His films frequently contained “thrill sequences” of extended chase scenes and daredevil physical feats, for which he is best remembered today. Lloyd hanging from the hands of a clock high above the street in Safety Last! (1923) is one of the most enduring images in all of cinema. Lloyd did many of these dangerous stunts himself, despite having injured himself in August 1919 while doing publicity pictures for the Roach studio. An accident with a bomb mistaken as a prop resulted in the loss of the thumb and index finger of his right hand (the injury was disguised on future films with the use of a special prosthetic glove, though the glove often did not go unnoticed).
Although Lloyd’s individual films were not as commercially successful as Chaplin’s on average, he was far more prolific (releasing twelve feature films in the 1920s while Chaplin released just four), and made more money overall ($15.7 million to Chaplin’s $10.5 million).
Accompanying the Silent Film
Under the direction of Mr. Chris Behrens
National Board Certified Teacher
The BMJO has developed a tradition of exceptional and nationally recognized jazz music program. BMJO was first invited to the nation’s leading high school jazz band festival and competition Essentially Ellington hosted by Wynton Marsalis and Jazz at the Lincoln Center in New York City in 2009. Hundreds of high school jazz bands from across the country submit three performances for the judges of internationally known jazz masters at the Lincoln Center for blind review. Each year only fifteen are invited to New York for the nation’s foremost high school jazz band festival and concert.
In 2012 BMJO was invited back again. And BMJO has earned an invitation back each year since. Quite a feet considering their competing with metros many of which are considerably larger than Beloit, arts magnet schools or both. The Beloit Jazz Band program is well known and recognized at the Lincoln Center in New York and among the greatest H.S. Jazz programs across the county.

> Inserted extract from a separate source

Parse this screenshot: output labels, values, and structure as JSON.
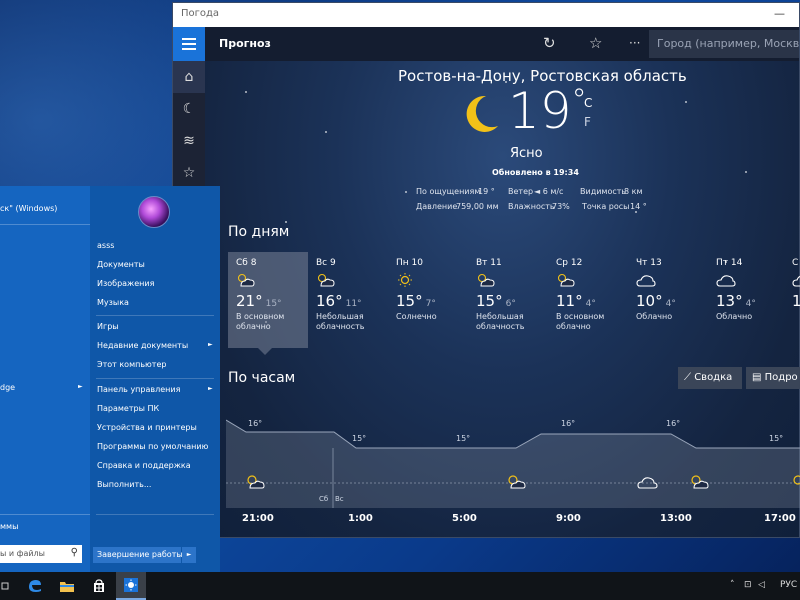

One thing that doesn’t get mentioned is the fact that these students aren’t just exceptional musicians, they’re also exceptional students. It should be noted that the average GPA of the student-musicians hoping to make it to Essentially Ellington this year is 3.6.
They really as good as I’ve heard?
Sample from prior years BMJO performances.
Sorry, can’t show you this year’s band as they’re still in competition and don’t want to tip their hand.